In the phase 3 study, treatment with filgotinib at an oral dosage of 200 mg once daily led to a 66% incidence of American College of Rheumatology 20 (ACR20) responses after 16 weeks of treatment in 147 patients with moderately to severely active rheumatoid arthritis (RA), compared with a 31% rate among 148 patients randomized to receive placebo, a statistically significant improvement for the study’s primary efficacy endpoint, Mark C. Genovese, MD, reported in a poster at the meeting. The rate of ACR20 responses among the 153 RA patients who received 100 mg/day filgotinib was 58%, reported Dr. Genovese, professor of medicine and director of the rheumatology clinic at Stanford (Calif.) University.
After 24 weeks of daily treatment, the longest duration studied in the trial, ACR20 rates were 69%, 55%, and 35% in the 200-mg, 100-mg, and placebo patients, respectively. Dr. Genovese also reported that after 24 weeks on treatment, the rates of patients achieving low disease activity measured by their disease activity score based on 28 joints and C-reactive protein level (DAS28-CRP) were 48%, 38%, and 21%, respectively, and the percentages of patients achieving complete remission at 24 weeks based on their DAS28-CRP scores were 31%, 26%, and 12%, respectively.

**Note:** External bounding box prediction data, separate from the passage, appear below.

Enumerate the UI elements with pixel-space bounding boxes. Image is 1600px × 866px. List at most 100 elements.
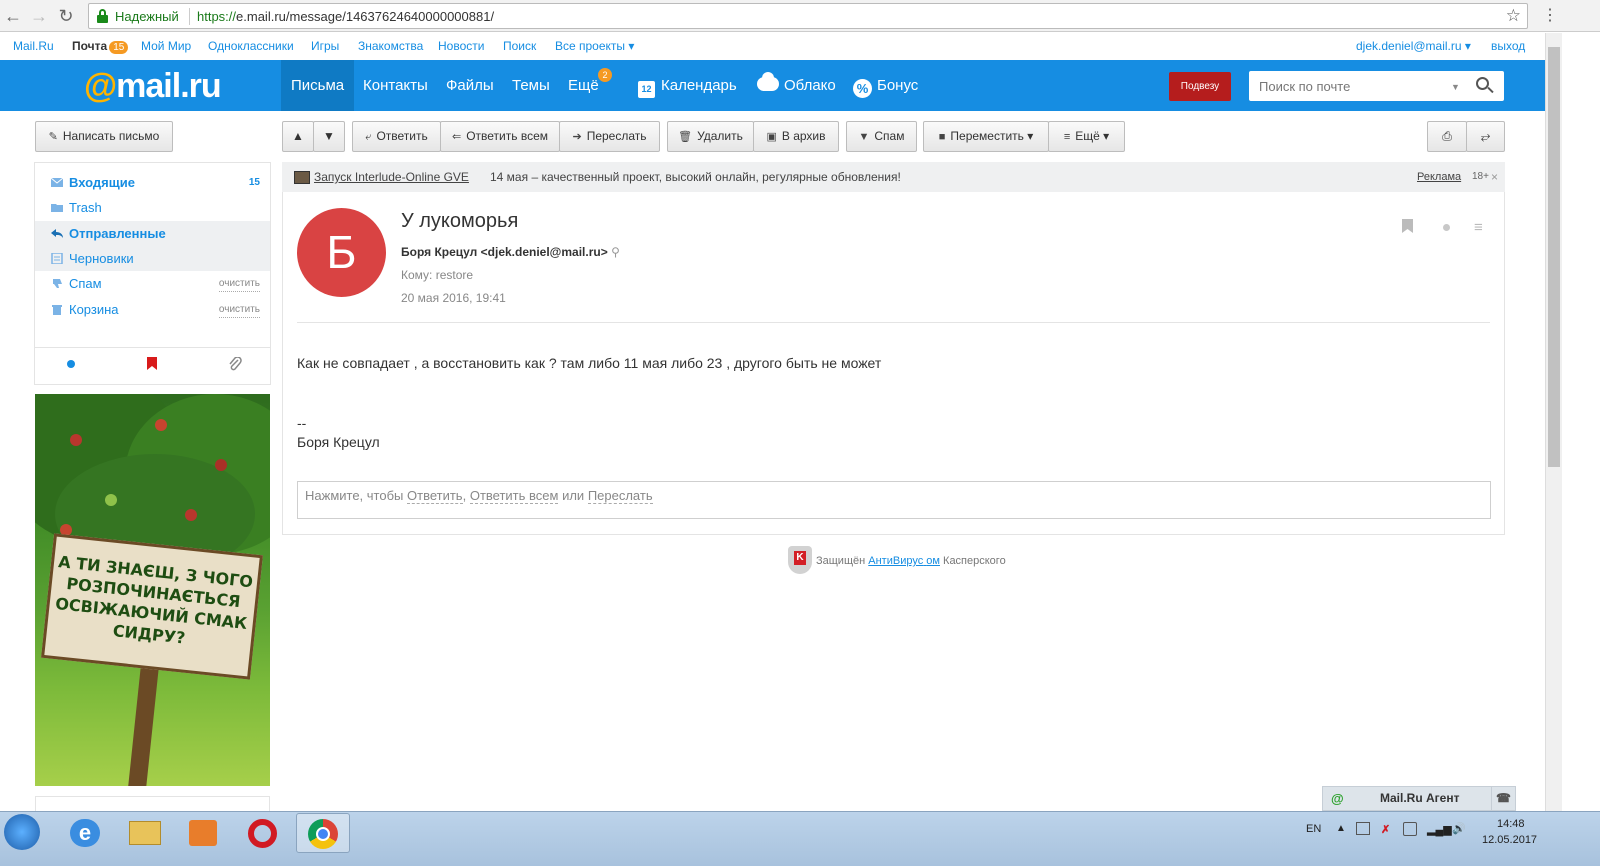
ad-sign-text: А ТИ ЗНАЄШ, З ЧОГО РОЗПОЧИНАЄТЬСЯ ОСВІЖА… <box>54 552 254 648</box>
message-menu-icon[interactable]: ≡ <box>1474 219 1483 236</box>
clock-date[interactable]: 12.05.2017 <box>1482 834 1537 846</box>
user-account-menu[interactable]: djek.deniel@mail.ru ▾ <box>1356 39 1471 53</box>
portal-link-all-projects[interactable]: Все проекты ▾ <box>555 39 634 53</box>
media-player-taskbar-icon[interactable] <box>176 813 230 853</box>
reload-icon[interactable]: ↻ <box>55 5 77 27</box>
mailru-logo[interactable]: @mail.ru <box>84 67 222 106</box>
folder-inbox[interactable]: Входящие 15 <box>35 170 270 195</box>
nav-contacts[interactable]: Контакты <box>353 60 438 111</box>
compose-button[interactable]: ✎ Написать письмо <box>35 121 173 152</box>
nav-letters[interactable]: Письма <box>281 60 355 111</box>
folder-icon: ■ <box>938 131 946 143</box>
flag-filter-icon[interactable] <box>147 357 157 370</box>
spam-button[interactable]: ▼ Спам <box>846 121 917 152</box>
attachment-filter-icon[interactable] <box>228 357 242 371</box>
bookmark-star-icon[interactable]: ☆ <box>1506 6 1521 26</box>
folder-spam[interactable]: Спам очистить <box>35 271 270 296</box>
nav-calendar[interactable]: 12 Календарь <box>628 60 747 111</box>
unread-filter-icon[interactable] <box>67 360 75 368</box>
agent-label: Mail.Ru Агент <box>1380 791 1460 805</box>
fullscreen-button[interactable]: ⥂ <box>1466 121 1505 152</box>
portal-link-news[interactable]: Новости <box>438 39 484 53</box>
close-icon[interactable]: × <box>1491 162 1498 192</box>
reply-all-button[interactable]: ⇐ Ответить всем <box>440 121 560 152</box>
mailru-agent-bar[interactable]: @ Mail.Ru Агент ☎ <box>1322 786 1516 811</box>
arrow-down-icon: ▼ <box>323 129 335 143</box>
folder-icon <box>51 204 63 212</box>
opera-taskbar-icon[interactable] <box>236 813 290 853</box>
clock-time[interactable]: 14:48 <box>1497 818 1525 830</box>
portal-link-ok[interactable]: Одноклассники <box>208 39 294 53</box>
promo-button[interactable]: Подвезу <box>1169 72 1231 101</box>
print-button[interactable]: ⎙ <box>1427 121 1467 152</box>
search-icon[interactable]: ⚲ <box>611 245 620 259</box>
scrollbar-thumb[interactable] <box>1548 47 1560 467</box>
ad-label[interactable]: Реклама <box>1417 162 1461 192</box>
quick-forward-link[interactable]: Переслать <box>587 488 653 504</box>
message-divider <box>297 322 1490 323</box>
chevron-down-icon[interactable]: ▼ <box>1451 82 1460 92</box>
quick-reply-link[interactable]: Ответить <box>407 488 463 504</box>
volume-icon[interactable]: 🔊 <box>1452 822 1466 835</box>
clear-bin-link[interactable]: очистить <box>218 303 260 318</box>
next-message-button[interactable]: ▼ <box>313 121 345 152</box>
folder-trash-custom[interactable]: Trash <box>35 195 270 220</box>
signal-icon[interactable]: ▂▄▆ <box>1427 823 1452 836</box>
portal-link-games[interactable]: Игры <box>311 39 339 53</box>
delete-button[interactable]: 🗑 Удалить <box>667 121 754 152</box>
language-indicator[interactable]: EN <box>1306 823 1321 835</box>
prev-message-button[interactable]: ▲ <box>282 121 314 152</box>
portal-link-moymir[interactable]: Мой Мир <box>141 39 191 53</box>
nav-bonus[interactable]: % Бонус <box>843 60 928 111</box>
logout-link[interactable]: выход <box>1491 39 1525 53</box>
browser-menu-icon[interactable]: ⋮ <box>1542 5 1558 25</box>
nav-cloud[interactable]: Облако <box>747 60 846 111</box>
reply-button[interactable]: ⤶ Ответить <box>352 121 441 152</box>
read-status-icon[interactable] <box>1443 224 1450 231</box>
nav-more[interactable]: Ещё 2 <box>558 60 612 111</box>
message-from[interactable]: Боря Крецул <djek.deniel@mail.ru> ⚲ <box>401 245 620 259</box>
address-bar[interactable]: Надежный https://e.mail.ru/message/14637… <box>88 3 1528 29</box>
folder-drafts[interactable]: Черновики <box>35 246 270 271</box>
sign-post <box>127 651 161 786</box>
mail-search-input[interactable] <box>1249 71 1504 101</box>
portal-link-search[interactable]: Поиск <box>503 39 536 53</box>
search-icon[interactable] <box>1474 75 1496 97</box>
start-button-icon[interactable] <box>4 814 40 850</box>
ad-line: Запуск Interlude-Online GVE 14 мая – кач… <box>282 162 1505 192</box>
explorer-taskbar-icon[interactable] <box>118 813 172 853</box>
move-button[interactable]: ■ Переместить ▾ <box>923 121 1049 152</box>
ad-link[interactable]: Запуск Interlude-Online GVE <box>314 162 469 192</box>
back-arrow-icon[interactable]: ← <box>2 5 24 27</box>
network-icon[interactable] <box>1356 822 1370 835</box>
nav-files[interactable]: Файлы <box>436 60 504 111</box>
ie-taskbar-icon[interactable]: e <box>58 813 112 853</box>
phone-icon[interactable]: ☎ <box>1491 787 1515 810</box>
device-icon[interactable] <box>1403 822 1417 836</box>
reply-all-icon: ⇐ <box>451 131 462 143</box>
archive-button[interactable]: ▣ В архив <box>753 121 839 152</box>
more-button[interactable]: ≡ Ещё ▾ <box>1048 121 1125 152</box>
forward-arrow-icon[interactable]: → <box>28 5 50 27</box>
signature-name: Боря Крецул <box>297 434 380 450</box>
portal-link-mailru[interactable]: Mail.Ru <box>13 39 54 53</box>
folder-sent[interactable]: Отправленные <box>35 221 270 246</box>
page-scrollbar[interactable] <box>1545 33 1562 811</box>
game-icon <box>294 171 310 184</box>
antivirus-link[interactable]: АнтиВирус ом <box>868 555 940 567</box>
portal-link-dating[interactable]: Знакомства <box>358 39 423 53</box>
clear-spam-link[interactable]: очистить <box>218 277 260 292</box>
ad-banner[interactable]: А ТИ ЗНАЄШ, З ЧОГО РОЗПОЧИНАЄТЬСЯ ОСВІЖА… <box>35 394 270 786</box>
sidebar-bottom-panel <box>35 796 270 811</box>
nav-themes[interactable]: Темы <box>502 60 560 111</box>
security-alert-icon[interactable]: ✗ <box>1381 823 1390 836</box>
url-text[interactable]: https://e.mail.ru/message/14637624640000… <box>197 9 494 24</box>
forward-button[interactable]: ➔ Переслать <box>559 121 660 152</box>
bookmark-flag-icon[interactable] <box>1402 219 1413 233</box>
quick-reply-all-link[interactable]: Ответить всем <box>469 488 559 504</box>
show-hidden-icons-icon[interactable]: ▲ <box>1336 823 1346 834</box>
folder-bin[interactable]: Корзина очистить <box>35 297 270 322</box>
chrome-taskbar-icon[interactable] <box>296 813 350 853</box>
quick-reply-box[interactable]: Нажмите, чтобы Ответить, Ответить всем и… <box>297 481 1491 519</box>
portal-link-pochta[interactable]: Почта 15 <box>72 39 129 54</box>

“We were incredibly fortunate to see such positive results. The drug worked very well in very-challenging-to-treat patients,” Dr. Genovese said in an interview. All of the RA patients enrolled in the study had not previously responded to or were intolerant of prior treatment with at least one biologic disease-modifying antirheumatic drug (DMARD), and almost a quarter of enrolled patients had failed prior treatment with at least three different biologic DMARDs. The number of biologic DMARDs a patient had previously received showed no relationship to how well patients responded to filgotinib, he noted.
Dr. Genovese also highlighted the relatively high percentage of patients who achieved low disease activity and remission. The 48% and 31% rates, respectively, of low disease activity and remission among patients treated with the higher filgotinib dosage for 24 weeks “is fairly impressive in patients who did not previously respond to a biologic DMARD,” the researcher said. These findings are similar to data previously reported for upadacitinib, another Janus kinase (JAK) inhibitor that, like filgotinib, is selective for the JAK1 receptor, noted Dr. Genovese, who also was the lead investigator for a phase 3 study of upadacitinib in RA patients (Lancet. 2018 June 23;391[10139]:2513-24).
The filgotinib data he presented came from the FINCH 2 (Filgotinib Versus Placebo in Adults With Active Rheumatoid Arthritis Who Have an Inadequate Response to Biologic Disease-Modifying Anti-Rheumatic Drug[s] Treatment) trial, which was run at 104 sites in 15 countries, including the United States. The results also showed a “favorable safety profile and stable laboratory parameters,” Dr. Genovese reported. Results from two additional phase 3 trials in RA patients are expected in 2019, he said.